O último levantamento do IBGE, realizado em 2010, mostrou que mais da metade dos povos originários vive nos grandes centros urbanos, até porque esses grandes centros engoliram as nossas reservas. Hoje, o nosso desafio é manter a nossa língua, nossos costumes e tradições, mesmo morando fora das reservas, estudando, trabalhando e morando nas cidades.

Neste ano de 2023, o IBGE está realizando um trabalho intenso aqui aldeia, um levantamento para reconhecer a Aldeia Maracanã como o primeiro aldeamento urbano do Rio de Janeiro. Mesmo sem apoio, ajuda ou financiamento, a Aldeia Maracanã hoje é uma referência nacional e internacional de luta, de resistência indígena em grandes centros urbanos.

A crise sanitária da Covid-19 teve um impacto devastador no país. Como a aldeia atravessou esse momento? 

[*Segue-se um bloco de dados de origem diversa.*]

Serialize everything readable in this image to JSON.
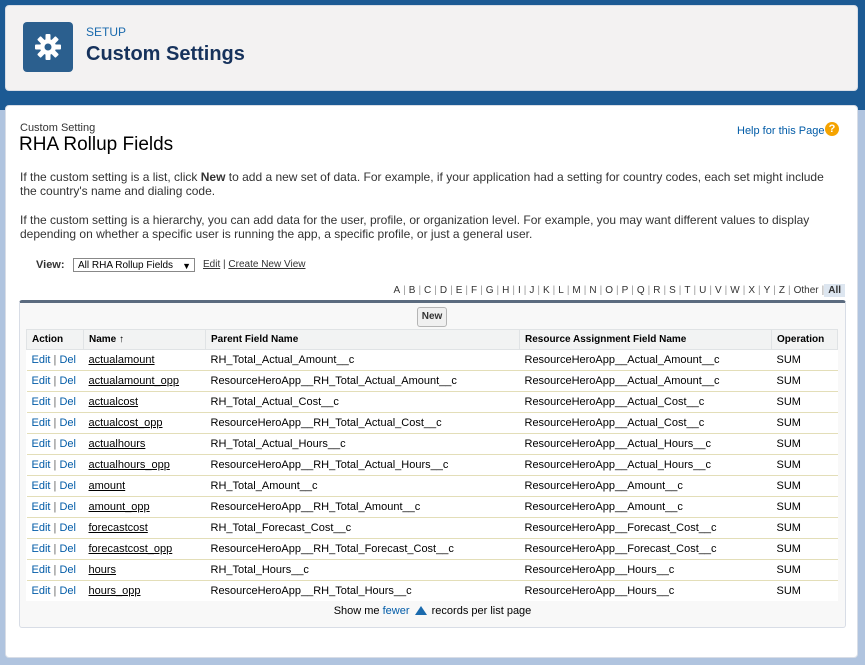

Na Aldeia Maracanã, nos preparamos internamente para atravessar a pandemia de Covid-19 em 2020.  Nos isolamos, nos alimentamos bem, e atravessamos a pandemia isolados, agarrados às nossas tradições. Além disso, nós possuímos diversos apoiadores, principalmente da área da saúde, inclusive da Fiocruz, que, nesse período, doaram luvas e máscaras. Aqui, não houve nenhum caso da doença. Outros aldeamentos, como em Paraty e Angra dos Reis, no Estado do Rio de Janeiro, muitos indígenas morreram. Mas, aqui, ficamos bem protegidos.

Atualmente, quais são os principais desafios para a garantia do direito à saúde para os povos indígenas no Rio? 

A garantia do direito à saúde para os povos indígenas é um desafio não só no Rio, mas em todo o território nacional. Até 2014, esse tema era tratado pela Fundação Nacional da Saúde [Funasa]. A partir daí, o Estado nacional entregou a questão à Sesai – Secretaria Especial de Saúde Indígena. [Com] isso, piorou a questão da distribuição da renda para os indígenas nos aldeamentos. Aqui no Rio de Janeiro, em especial, vivemos, atualmente, um problema seríssimo que é a situação da Casa do Índio, na Ribeira, na Ilha do Governador, local que, ao longo de cinco décadas, acolheu mais de 600 índios das mais diversas etnias com problemas físicos, mentais e neurológicos. Em novembro do ano passado, com a morte de Eunice Cariry, fundadora da Casa, o local ficou totalmente abandonado. O governo está querendo tirar os indígenas e não tem onde colocá-los. Temos aí mais um embate para que isso não aconteça.

Pela primeira vez, o Brasil tem um Ministério dos Povos Indígenas, liderado por uma pessoa indígena. Qual a importância dessa representatividade e qual é a expectativa dessa gestão? 

O governo genocida do ex-presidente Bolsonaro atentou diretamente contra as terras indígenas e contra nós, indígenas. O Ministério dos Povos Indígenas, liderado pela ministra Sonia Guajajara, nasce sem verbas, mas, apesar disso, temos esperança de que diversas terras indígenas serão demarcadas tanto com o auxílio do Ministério dos Povos Indígenas, quanto da nova gestão da Funai com Joênia Wapichana, deputada federal pela Rede [RR].